Benim bu umutsuzluğuma karşı belki bir yerlerde yeniden yeşerecek mücadele tohumları vardır bilemem ama şu an için işçinin elindeki son fırsatı da kaçırdığından adım gibi eminim. Bir ara acaba mı dediysem de toplumun genelinde sendikanın gerekliliği konusunda yeterli bir duyarlılık olduğundan hep kuşku duymaktaydım.
Şimdilerde herkesin bu fikirde olduğundan emin olmama karşın uzun bir süre kimseden bir hareket gelmeyeceğine eminim. Değil mi ki, insanlar nedenleri ve akılsızlıklarını tartışacaklarına ha bire sorumlu arayıp birbirlerine saldırıyorlar, bu da geleceğin karanlığının ve soğukluğunun habercisidir herkesin bilgisine… Bu sonucun nedenleri kitaplara sığamayacak kadar çok, ama ilk bakışta görülebilecek kadar da basittir.

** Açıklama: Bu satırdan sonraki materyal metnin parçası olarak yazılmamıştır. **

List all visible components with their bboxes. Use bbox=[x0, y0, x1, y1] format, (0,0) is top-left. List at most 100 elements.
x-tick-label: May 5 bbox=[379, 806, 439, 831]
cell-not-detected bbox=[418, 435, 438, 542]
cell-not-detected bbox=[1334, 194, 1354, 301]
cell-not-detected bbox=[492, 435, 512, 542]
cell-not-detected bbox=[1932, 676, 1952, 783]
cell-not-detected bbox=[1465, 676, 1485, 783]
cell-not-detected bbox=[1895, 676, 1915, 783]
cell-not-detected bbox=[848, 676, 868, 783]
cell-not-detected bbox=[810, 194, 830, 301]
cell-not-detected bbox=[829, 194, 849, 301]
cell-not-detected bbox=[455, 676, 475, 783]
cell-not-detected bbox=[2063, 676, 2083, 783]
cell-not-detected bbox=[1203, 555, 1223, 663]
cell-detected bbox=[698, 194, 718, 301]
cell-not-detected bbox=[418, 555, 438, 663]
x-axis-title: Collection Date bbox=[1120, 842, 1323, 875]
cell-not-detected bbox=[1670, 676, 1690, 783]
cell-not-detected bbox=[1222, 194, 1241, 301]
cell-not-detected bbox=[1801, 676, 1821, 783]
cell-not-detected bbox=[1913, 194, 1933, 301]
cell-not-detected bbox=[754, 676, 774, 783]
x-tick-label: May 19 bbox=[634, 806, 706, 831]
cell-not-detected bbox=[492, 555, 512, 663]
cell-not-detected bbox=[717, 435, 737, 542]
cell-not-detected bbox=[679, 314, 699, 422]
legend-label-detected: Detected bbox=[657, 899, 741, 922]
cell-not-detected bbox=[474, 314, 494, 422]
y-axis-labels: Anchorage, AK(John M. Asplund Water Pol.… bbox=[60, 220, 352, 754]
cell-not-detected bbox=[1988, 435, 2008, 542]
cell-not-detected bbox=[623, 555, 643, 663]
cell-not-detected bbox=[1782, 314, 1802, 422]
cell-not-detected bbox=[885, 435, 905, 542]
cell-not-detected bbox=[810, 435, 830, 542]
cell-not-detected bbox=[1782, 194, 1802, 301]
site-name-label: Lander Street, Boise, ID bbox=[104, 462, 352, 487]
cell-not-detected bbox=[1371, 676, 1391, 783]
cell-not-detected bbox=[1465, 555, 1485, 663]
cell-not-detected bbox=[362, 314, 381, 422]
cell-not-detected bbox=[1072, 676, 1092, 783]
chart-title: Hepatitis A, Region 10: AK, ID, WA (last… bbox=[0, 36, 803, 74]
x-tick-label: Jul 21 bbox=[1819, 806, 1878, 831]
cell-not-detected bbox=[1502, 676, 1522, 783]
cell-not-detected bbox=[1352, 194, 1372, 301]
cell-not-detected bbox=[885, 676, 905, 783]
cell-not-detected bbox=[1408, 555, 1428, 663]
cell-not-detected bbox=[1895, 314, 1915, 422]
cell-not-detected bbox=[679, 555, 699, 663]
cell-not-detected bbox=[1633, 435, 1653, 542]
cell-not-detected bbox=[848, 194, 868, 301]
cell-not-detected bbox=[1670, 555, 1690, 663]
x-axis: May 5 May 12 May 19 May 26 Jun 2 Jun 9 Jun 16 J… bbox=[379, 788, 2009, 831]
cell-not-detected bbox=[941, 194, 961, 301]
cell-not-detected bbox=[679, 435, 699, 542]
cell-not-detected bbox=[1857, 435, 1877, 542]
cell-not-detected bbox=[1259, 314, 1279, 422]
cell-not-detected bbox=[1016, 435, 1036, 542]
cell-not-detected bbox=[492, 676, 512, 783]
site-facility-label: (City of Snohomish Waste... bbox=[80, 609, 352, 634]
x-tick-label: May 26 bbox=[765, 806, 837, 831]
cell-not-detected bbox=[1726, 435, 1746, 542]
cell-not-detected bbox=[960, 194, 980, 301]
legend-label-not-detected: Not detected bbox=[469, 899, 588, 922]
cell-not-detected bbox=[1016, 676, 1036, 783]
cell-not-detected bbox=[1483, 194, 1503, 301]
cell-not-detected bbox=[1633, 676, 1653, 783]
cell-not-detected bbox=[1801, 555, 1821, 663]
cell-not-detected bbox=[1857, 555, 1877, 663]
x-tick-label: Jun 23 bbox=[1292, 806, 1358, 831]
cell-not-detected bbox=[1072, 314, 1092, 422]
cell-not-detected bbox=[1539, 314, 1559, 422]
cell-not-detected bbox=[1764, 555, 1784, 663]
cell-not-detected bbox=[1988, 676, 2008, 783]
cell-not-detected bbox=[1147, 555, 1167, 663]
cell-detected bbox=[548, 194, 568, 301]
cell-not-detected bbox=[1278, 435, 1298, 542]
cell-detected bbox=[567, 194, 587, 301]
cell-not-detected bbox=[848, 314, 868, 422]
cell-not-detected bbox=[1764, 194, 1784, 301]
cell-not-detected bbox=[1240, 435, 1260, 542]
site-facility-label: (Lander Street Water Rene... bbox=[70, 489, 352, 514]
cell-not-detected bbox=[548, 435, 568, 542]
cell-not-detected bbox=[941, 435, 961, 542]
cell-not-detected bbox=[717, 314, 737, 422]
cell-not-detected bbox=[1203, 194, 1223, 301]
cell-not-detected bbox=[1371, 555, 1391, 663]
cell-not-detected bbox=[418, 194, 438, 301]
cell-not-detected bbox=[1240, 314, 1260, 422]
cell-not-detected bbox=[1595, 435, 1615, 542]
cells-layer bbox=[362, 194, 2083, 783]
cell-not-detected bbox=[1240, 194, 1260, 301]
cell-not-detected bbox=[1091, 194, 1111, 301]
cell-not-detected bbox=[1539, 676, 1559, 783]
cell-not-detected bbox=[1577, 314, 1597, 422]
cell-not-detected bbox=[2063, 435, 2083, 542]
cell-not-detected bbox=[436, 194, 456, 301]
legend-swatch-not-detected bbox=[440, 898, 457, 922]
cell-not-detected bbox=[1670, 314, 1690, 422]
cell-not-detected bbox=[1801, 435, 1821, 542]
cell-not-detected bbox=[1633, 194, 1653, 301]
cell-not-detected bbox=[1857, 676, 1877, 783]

İktidar hırsı, inat, kişisel çıkarlar ve desteğini kaybettiği toplumun kendisini istememesi fikri karşısında o topluma karşı kinlenerek onları cezalandırma güdüsü…
Bazılarının derdi bu olabilir ama, çalışana olan nedir? Sebepler ne olursa olsun emeği ile kazanıp adam gibi yaşamak isteyen bir işçi, kendi örgütünün dağılmasına böyle duyarsız kalabilir mi? Eğer kalırsa, sonuçlarına katlanmak zorundadır. Bundan sonra olacak budur ve THY çalışanı kendi elleriyle ayaklarına kölelik prangasını vurmuştur. Ne yazık ki, ülkedeki korku imparatorluğunu son günleri yaklaşmakta iken THY çalışanları biraz daha dayanmayı başaramayarak korkunun esiri olup o güzelim yapıyı canlandıracağına ölüme terketmiştir.
Bu vesile ile THY’ye yeni bir Skytrax ödülü verilmeli. Zira hem yöneticiler, hem de çalışanlar bu ödülü analarının ak sütü gibi hak ettikler. Çünkü; bildiğimiz kadarıyla dünya sivil havacılık tarihinde, şirket yönetim kurulu başkanının aynı zamanda çalışanların sendikasının da başkanı olduğu başka bir örnek yok… Bu bakımdan, çalışanın hür iradesine saygı göstererek sayın Hamdi Topçu’ya her iki görevinde de başarılar dilerim.